Ce n’est pas un hasard si la quatrième édition du congrès mondial de la Luzerne se déroule en France et plus particulièrement, à Reims. En effet, si sa culture représente 350 000 hectares dans le pays (soit 1 % de la surface agricole utile) 80 % sont cultivés en Champagne, avec une filière agricole et industrielle extrêmement organisée. Deuxième pays producteur européen, derrière l’Espagne, la France produit chaque année 830 000 tonnes de luzerne déshydratée (1,3 million pour l’Espagne). « On exporte environ 50% de la production, principalement en Europe. Le reste, ce sont des productions chez les agriculteurs en autoconsommation », indique Éric Masset, Président du Comité international d’organisation et Vice-président de Luzerne de France.

Aliment de choix pour les vaches laitières

Car cette plante dont la culture a débuté en France dans les années 50 a une richesse particulière en protéines et en fibres, ce qui en fait un aliment de choix pour les animaux et surtout les vaches laitières. « Avec un pied de luzerne, on fait environ 40 produits différents, sous forme de granulés ou de balles de 300 à 400 kg.

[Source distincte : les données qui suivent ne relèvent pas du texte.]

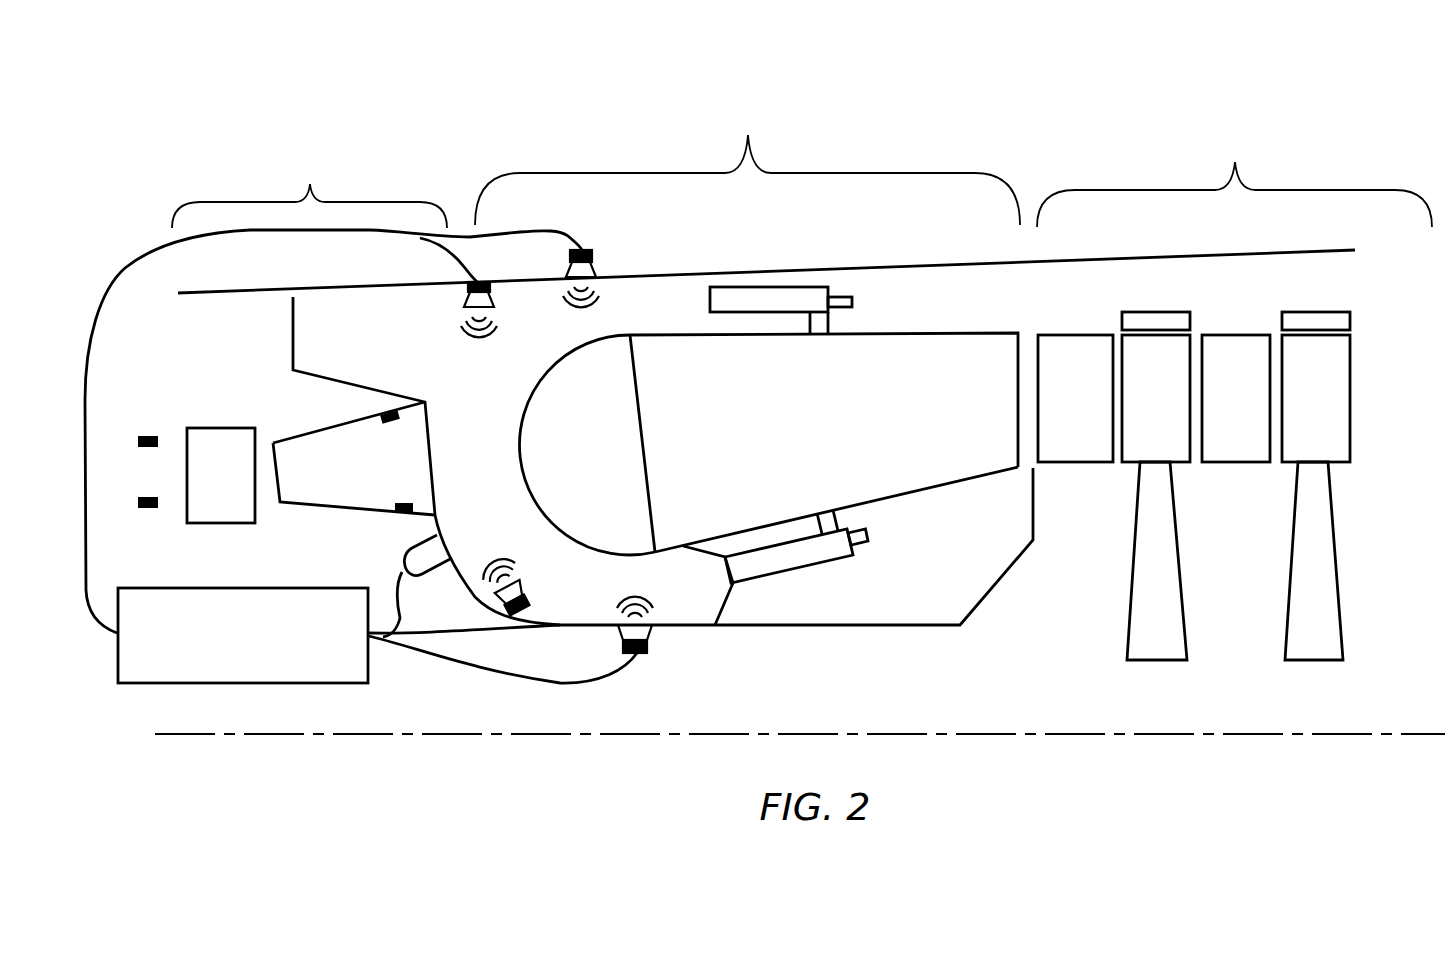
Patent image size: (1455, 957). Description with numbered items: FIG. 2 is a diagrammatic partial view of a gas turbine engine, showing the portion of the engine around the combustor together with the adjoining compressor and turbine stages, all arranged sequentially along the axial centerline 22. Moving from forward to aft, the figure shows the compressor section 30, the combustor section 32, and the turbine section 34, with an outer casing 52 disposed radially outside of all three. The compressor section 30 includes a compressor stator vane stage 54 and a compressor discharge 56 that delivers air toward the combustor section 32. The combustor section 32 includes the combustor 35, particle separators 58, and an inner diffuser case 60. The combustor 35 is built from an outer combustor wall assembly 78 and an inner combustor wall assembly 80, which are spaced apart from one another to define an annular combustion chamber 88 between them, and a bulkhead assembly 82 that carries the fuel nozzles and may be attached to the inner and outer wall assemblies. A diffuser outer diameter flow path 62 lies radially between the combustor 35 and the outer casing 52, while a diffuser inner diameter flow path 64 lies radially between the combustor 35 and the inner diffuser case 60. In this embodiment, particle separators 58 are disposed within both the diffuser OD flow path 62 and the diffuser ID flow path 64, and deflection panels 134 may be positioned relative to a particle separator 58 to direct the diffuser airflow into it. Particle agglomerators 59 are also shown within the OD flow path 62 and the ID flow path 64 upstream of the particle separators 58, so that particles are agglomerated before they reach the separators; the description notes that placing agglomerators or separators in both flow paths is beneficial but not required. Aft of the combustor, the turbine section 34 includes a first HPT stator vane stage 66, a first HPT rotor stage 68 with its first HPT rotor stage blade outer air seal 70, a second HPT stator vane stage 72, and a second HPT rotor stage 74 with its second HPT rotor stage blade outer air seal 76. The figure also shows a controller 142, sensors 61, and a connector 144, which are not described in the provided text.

The axial centerline 22 is at (1374, 734).
The compressor section 30 is at (309, 191).
The combustor section 32 is at (747, 165).
The turbine section 34 is at (1234, 178).
The combustor 35 is at (904, 314).
The outer casing 52 is at (330, 288).
The compressor stator vane stage 54 is at (206, 488).
The compressor discharge 56 is at (320, 480).
The particle separator 58 is at (801, 273).
The particle agglomerator 59 is at (487, 282).
The inner diffuser case 60 is at (543, 625).
The sensor 61 is at (147, 496).
The diffuser outer diameter (OD) flow path 62 is at (645, 318).
The diffuser inner diameter (ID) flow path 64 is at (878, 603).
The first HPT stator vane stage 66 is at (1057, 408).
The first HPT rotor stage 68 is at (1137, 408).
The first HPT rotor stage blade outer air seal (BOAS) 70 is at (1158, 312).
The second HPT stator vane stage 72 is at (1221, 408).
The second HPT rotor stage 74 is at (1297, 408).
The second HPT rotor stage BOAS 76 is at (1325, 312).
The outer combustor wall assembly 78 is at (964, 319).
The inner combustor wall assembly 80 is at (930, 505).
The bulkhead assembly 82 is at (542, 507).
The annular combustion chamber 88 is at (790, 433).
The deflection panel 134 is at (722, 603).
The controller 142 is at (226, 663).
The connector lobe 144 is at (413, 548).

C’est d’ailleurs cette balle qui est recherchée dans le monde entier pour son côté fibreux et riche en protéines. »

La qualité d’une balle de luzerne se mesure à son taux de protéines. « Certains marchés demandent 16 %, quand d’autres veulent 18, 19, jusqu’à 24 %. En fonction du marché, notre travail, dans les coopératives de déshydratation, consiste à isoler les lots selon la qualité pour répondre à la demande. Il y a un marché pour toutes les qualités », souligne celui qui est lui-même agriculteur. Dans les grandes productions laitières, plus la vache aura de luzerne, mieux elle ruminera et sera en bonne santé. « La luzerne a vraiment son marché dans une exploitation où la vache ira peu au pâturage et sur des cheptels laitiers exigeants et performants. En Allemagne par exemple, il y a de gros élevages où les vaches ne vont pas au pâturage, et dans ce cas, la luzerne devient obligatoire pour son apport en fibres. » La production de luzerne déshydratée s’adresse ainsi aux agriculteurs qui n’ont pas assez de terres pour produire eux-mêmes du fourrage. « Le savoir-faire des usines permet d’offrir un produit d’une régularité et d’une traçabilité reconnues. »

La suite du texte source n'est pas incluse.